Liaison dangereuse
Les terribles péripéties de leur fatal amour
Et les effets de la rage obstinée de ces familles,
Que peut seule apaiser la mort de leurs enfants,
Vont en deux heures être exposés sur notre scène.
William Shakespeare.
Paris.
Point de vue de Karl.
Je ne dormais qu'à moitié lorsque mon réveil sonna à six-heure du matin. Pourtant, la rentrée des classes était prévue pour huit-heure et demi, mais j'avais décidé que je devais me lever très tôt pour mon premier jour en terminal.
Cette année je n'avais qu'un seul objectif en tête : avoir mon bac avec une excellente mention et ainsi accéder aux grandes écoles de mon choix. J'étais déterminé à fournir un maximum de travaille et à m'acharner pour atteindre mon objectif. Toutes ces années de travail acharné et de labeur vont enfin donner leur fruit cette année.
Je m'étirai doucement puis ouvris lentement mes yeux, je scrutai les quatre recoins de ma chambre comme pour redécouvrir le décor. Une jeune blonde à moitié nue était allongée à mes côtés sur mon lit.

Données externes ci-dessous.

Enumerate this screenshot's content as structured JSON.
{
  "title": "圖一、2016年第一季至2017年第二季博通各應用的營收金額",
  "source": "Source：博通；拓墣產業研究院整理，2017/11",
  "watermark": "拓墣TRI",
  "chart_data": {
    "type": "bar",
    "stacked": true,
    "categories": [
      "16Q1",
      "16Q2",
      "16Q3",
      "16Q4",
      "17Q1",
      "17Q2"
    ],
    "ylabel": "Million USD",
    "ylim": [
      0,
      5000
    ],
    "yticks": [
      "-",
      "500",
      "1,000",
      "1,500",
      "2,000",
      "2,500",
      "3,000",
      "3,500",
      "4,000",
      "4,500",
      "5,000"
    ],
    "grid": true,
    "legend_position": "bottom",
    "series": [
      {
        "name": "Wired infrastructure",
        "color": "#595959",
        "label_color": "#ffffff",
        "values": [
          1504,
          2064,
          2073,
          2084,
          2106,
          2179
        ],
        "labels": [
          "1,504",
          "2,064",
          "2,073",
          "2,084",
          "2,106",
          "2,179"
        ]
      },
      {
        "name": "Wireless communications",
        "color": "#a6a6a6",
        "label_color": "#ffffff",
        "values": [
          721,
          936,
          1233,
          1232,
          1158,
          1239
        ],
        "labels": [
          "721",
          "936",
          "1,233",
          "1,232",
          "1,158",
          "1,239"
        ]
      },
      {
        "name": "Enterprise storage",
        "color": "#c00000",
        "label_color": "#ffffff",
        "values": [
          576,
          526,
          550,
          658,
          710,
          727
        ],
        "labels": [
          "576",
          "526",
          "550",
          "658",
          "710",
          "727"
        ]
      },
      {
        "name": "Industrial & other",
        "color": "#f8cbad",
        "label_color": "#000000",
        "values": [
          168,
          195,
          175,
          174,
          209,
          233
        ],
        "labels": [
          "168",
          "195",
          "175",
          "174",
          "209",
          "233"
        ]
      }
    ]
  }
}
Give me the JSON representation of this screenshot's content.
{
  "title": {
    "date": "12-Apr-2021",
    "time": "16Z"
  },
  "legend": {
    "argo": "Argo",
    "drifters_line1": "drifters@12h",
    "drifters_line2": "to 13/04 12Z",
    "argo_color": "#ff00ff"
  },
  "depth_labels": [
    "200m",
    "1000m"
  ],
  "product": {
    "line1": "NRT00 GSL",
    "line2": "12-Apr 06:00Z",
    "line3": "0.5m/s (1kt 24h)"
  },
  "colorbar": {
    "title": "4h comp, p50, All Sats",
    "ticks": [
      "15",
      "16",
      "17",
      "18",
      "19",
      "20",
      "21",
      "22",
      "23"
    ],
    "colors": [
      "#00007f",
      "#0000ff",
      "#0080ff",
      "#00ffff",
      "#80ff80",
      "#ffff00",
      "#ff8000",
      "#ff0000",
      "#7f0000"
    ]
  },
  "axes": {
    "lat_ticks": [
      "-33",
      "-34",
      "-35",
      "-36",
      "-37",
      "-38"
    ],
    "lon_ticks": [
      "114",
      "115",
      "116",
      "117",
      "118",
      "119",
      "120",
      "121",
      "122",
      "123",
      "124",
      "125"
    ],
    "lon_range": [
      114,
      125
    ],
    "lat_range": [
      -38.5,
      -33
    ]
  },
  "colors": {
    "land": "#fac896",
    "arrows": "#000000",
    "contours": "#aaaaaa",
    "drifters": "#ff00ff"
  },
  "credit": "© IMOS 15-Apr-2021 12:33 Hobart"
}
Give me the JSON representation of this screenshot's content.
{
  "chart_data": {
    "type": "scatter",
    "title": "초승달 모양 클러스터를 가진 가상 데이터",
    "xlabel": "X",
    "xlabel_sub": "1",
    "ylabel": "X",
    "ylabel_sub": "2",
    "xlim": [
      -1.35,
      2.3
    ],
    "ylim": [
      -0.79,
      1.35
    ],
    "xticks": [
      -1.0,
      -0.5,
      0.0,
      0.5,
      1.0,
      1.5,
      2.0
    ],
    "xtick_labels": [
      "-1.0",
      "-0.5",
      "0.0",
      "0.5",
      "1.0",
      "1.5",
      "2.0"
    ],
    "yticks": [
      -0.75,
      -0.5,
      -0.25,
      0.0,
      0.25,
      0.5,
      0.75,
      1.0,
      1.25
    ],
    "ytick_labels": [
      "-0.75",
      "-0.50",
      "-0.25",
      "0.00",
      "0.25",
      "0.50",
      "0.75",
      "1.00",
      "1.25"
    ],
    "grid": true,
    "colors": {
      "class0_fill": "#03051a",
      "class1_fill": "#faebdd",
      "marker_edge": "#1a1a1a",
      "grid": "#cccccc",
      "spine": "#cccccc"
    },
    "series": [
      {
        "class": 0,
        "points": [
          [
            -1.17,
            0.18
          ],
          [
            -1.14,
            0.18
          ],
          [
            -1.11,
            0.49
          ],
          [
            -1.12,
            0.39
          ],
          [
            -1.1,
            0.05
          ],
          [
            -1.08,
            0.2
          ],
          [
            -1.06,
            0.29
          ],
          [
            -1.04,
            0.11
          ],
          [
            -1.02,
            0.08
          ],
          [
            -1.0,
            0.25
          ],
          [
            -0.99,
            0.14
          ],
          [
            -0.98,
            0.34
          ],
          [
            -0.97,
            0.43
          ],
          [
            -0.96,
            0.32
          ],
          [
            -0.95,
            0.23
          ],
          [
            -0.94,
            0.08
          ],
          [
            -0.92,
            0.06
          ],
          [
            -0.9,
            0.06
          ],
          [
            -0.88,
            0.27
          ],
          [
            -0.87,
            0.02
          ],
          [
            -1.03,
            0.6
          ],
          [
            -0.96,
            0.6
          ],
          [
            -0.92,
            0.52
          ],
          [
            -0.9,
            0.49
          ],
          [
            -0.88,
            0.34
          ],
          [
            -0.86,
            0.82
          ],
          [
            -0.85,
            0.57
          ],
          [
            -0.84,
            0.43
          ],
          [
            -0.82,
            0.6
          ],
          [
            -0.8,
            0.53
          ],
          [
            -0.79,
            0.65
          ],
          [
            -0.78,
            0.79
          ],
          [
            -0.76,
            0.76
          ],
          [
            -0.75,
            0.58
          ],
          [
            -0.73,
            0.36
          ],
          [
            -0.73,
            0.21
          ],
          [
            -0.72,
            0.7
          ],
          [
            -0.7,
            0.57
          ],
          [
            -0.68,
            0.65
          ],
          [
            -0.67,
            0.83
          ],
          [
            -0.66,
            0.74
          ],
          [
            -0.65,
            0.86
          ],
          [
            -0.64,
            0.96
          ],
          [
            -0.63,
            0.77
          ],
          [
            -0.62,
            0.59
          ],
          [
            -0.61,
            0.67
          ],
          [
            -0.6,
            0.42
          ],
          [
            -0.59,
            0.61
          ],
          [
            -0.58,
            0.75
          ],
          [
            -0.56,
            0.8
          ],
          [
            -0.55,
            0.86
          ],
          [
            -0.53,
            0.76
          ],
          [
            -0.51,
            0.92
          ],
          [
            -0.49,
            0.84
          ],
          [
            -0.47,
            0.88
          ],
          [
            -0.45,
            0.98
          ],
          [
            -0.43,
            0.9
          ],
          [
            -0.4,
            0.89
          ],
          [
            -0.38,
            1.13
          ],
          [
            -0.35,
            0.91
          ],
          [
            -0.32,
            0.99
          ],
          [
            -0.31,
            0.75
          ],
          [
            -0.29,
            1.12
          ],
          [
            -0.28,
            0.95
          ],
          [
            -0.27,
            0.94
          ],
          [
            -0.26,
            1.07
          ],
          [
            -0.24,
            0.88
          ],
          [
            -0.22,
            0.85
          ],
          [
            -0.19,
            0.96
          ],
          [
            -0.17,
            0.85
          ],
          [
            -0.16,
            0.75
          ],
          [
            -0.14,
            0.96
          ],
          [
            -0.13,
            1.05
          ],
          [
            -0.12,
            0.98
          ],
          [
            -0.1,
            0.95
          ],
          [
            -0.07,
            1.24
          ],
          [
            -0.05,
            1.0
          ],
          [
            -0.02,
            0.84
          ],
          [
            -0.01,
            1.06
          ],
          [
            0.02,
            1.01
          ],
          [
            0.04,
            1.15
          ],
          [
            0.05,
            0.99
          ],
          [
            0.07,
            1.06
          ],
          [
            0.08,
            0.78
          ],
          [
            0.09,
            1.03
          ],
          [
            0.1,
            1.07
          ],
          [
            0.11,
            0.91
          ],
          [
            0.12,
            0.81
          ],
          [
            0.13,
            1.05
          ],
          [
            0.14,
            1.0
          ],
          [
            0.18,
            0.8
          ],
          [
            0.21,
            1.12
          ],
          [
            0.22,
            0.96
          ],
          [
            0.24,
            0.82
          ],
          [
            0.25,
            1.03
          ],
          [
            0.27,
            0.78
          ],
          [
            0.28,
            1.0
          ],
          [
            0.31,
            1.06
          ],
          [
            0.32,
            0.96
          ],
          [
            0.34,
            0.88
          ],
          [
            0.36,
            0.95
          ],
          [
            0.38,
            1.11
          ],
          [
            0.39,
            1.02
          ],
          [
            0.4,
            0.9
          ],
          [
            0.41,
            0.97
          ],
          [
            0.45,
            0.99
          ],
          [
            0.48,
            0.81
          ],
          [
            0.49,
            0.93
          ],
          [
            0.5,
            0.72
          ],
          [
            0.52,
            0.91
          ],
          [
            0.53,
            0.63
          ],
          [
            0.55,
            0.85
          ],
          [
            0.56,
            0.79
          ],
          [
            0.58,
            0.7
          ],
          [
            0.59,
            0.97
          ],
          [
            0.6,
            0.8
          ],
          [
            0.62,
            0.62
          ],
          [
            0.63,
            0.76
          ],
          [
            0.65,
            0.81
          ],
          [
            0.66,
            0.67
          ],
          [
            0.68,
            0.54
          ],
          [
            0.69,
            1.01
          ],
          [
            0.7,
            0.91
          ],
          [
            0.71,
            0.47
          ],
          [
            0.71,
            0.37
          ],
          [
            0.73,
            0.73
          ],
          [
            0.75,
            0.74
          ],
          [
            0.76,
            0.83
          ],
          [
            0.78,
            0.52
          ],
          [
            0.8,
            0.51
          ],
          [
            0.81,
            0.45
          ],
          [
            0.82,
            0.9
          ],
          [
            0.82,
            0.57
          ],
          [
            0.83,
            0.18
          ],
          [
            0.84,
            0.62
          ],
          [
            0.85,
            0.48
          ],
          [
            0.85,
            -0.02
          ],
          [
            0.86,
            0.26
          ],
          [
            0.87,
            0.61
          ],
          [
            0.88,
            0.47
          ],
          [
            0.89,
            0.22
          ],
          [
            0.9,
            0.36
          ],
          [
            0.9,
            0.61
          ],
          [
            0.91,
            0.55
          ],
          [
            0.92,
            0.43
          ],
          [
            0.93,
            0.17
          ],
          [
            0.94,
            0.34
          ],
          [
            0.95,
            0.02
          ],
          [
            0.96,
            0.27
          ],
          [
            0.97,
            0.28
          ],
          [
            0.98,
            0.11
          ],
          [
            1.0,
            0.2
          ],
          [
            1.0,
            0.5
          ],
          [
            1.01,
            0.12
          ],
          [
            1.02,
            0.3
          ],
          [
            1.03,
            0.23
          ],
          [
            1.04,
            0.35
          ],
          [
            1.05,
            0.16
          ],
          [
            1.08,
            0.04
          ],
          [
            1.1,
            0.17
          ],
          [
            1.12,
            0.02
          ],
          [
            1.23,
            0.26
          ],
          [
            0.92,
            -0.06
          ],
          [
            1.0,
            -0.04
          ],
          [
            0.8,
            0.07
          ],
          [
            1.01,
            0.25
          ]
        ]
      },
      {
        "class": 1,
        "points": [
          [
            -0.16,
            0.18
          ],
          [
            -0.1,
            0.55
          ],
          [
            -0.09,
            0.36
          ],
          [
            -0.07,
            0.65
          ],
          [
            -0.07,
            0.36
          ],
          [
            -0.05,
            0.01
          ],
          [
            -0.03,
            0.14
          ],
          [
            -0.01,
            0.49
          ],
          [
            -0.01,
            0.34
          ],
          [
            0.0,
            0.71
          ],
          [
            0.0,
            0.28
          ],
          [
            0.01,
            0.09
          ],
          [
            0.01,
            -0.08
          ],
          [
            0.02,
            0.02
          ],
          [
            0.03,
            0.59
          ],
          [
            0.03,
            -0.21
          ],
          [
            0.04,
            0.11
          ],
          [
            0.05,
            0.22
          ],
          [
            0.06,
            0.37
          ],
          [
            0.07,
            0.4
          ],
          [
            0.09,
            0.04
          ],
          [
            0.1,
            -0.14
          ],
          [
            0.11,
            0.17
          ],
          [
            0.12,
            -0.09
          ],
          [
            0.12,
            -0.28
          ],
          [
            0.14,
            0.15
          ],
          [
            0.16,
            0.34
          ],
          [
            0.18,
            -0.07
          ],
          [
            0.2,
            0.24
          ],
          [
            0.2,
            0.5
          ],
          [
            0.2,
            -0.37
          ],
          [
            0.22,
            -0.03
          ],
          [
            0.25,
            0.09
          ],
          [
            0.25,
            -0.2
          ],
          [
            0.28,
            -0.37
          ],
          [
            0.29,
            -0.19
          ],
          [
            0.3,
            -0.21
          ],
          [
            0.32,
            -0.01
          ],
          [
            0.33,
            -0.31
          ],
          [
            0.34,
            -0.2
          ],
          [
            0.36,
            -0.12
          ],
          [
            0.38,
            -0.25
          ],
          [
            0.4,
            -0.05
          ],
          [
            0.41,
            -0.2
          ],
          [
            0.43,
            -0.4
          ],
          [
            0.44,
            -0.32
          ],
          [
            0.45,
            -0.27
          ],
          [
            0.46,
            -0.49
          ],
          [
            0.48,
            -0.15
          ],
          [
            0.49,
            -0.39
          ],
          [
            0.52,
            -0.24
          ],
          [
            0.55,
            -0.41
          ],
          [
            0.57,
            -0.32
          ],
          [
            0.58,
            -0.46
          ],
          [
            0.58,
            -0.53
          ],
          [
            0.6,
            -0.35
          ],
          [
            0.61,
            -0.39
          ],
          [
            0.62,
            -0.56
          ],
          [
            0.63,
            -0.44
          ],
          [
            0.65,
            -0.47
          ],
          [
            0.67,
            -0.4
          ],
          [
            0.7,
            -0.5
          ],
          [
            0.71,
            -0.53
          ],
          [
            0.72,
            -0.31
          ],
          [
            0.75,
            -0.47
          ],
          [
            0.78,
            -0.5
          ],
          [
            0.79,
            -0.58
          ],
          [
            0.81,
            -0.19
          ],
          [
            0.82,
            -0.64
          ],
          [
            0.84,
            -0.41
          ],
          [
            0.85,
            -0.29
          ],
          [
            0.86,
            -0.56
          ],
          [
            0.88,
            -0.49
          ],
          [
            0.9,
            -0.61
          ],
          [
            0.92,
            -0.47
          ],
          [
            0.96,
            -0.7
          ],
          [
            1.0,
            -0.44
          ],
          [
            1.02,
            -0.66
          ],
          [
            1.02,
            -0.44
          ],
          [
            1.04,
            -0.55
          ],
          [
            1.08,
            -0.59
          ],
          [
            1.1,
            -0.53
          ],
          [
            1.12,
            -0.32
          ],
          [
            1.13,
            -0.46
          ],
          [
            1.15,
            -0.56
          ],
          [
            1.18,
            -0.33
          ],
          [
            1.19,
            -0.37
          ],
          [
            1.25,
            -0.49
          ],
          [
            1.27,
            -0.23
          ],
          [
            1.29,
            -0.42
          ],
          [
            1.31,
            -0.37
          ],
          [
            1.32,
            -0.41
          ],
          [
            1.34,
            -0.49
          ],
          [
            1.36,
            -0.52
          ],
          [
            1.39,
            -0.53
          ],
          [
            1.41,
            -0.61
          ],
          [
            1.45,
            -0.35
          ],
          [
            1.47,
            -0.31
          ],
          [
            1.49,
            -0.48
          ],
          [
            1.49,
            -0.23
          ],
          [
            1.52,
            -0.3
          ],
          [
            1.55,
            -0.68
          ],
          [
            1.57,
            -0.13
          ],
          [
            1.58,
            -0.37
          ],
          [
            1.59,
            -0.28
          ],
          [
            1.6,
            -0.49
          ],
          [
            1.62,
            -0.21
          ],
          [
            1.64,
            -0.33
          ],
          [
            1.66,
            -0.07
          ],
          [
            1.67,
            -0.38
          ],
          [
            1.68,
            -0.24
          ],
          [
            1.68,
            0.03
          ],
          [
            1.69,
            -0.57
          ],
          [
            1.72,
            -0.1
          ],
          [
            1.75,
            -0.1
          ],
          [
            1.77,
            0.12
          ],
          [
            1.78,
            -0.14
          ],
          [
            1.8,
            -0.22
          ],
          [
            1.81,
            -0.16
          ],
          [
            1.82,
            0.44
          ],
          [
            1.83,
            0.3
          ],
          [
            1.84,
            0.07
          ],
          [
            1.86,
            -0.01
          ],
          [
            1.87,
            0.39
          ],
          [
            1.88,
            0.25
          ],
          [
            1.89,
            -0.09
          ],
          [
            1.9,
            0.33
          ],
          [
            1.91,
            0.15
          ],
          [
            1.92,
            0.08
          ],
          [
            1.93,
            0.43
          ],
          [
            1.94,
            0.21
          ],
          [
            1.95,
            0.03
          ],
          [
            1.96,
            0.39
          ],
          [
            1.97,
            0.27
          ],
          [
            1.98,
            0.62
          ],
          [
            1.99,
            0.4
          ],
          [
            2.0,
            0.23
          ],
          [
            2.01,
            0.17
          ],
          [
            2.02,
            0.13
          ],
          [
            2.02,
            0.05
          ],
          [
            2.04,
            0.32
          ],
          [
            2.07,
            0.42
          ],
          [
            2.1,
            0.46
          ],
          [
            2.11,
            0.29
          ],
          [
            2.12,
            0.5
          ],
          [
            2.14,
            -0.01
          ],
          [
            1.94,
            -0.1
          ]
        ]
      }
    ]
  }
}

Elle dormait paisiblement, ça me faisait presque mal de la réveiller. Et puis, il faut dire qu'après la soirée d'hier elle avait bien besoin d'un peu de repos.
Je la secouai un peu, elle m'adressa une petite grimace avant de rouspéter comme une enfant et de se rendormir. C'était perdu d'avance elle ne se réveillera pas de si tôt. Je décidai alors de me préparer et de la réveiller par la suite.
J'avais un rituel bien précis tout les matins : après m'être levé et après m'être bien étiré, je prenais une bonne douche froide (je trouve que l'eau froide a plus de vertus que l'eau chaude) et enfin je m'habillai avec grand soin et je descendais manger en compagnie de ma famille d'adoption.
Mon père adoptif, Claude, était ministre, c'était un homme très puissant et très respecté avec énormément de charisme, un réel modèle pour moi. Il avait les yeux rivés sur son journal et me fit un petit signe de la main pour me saluer quand il m'avait entendu descendre les marches.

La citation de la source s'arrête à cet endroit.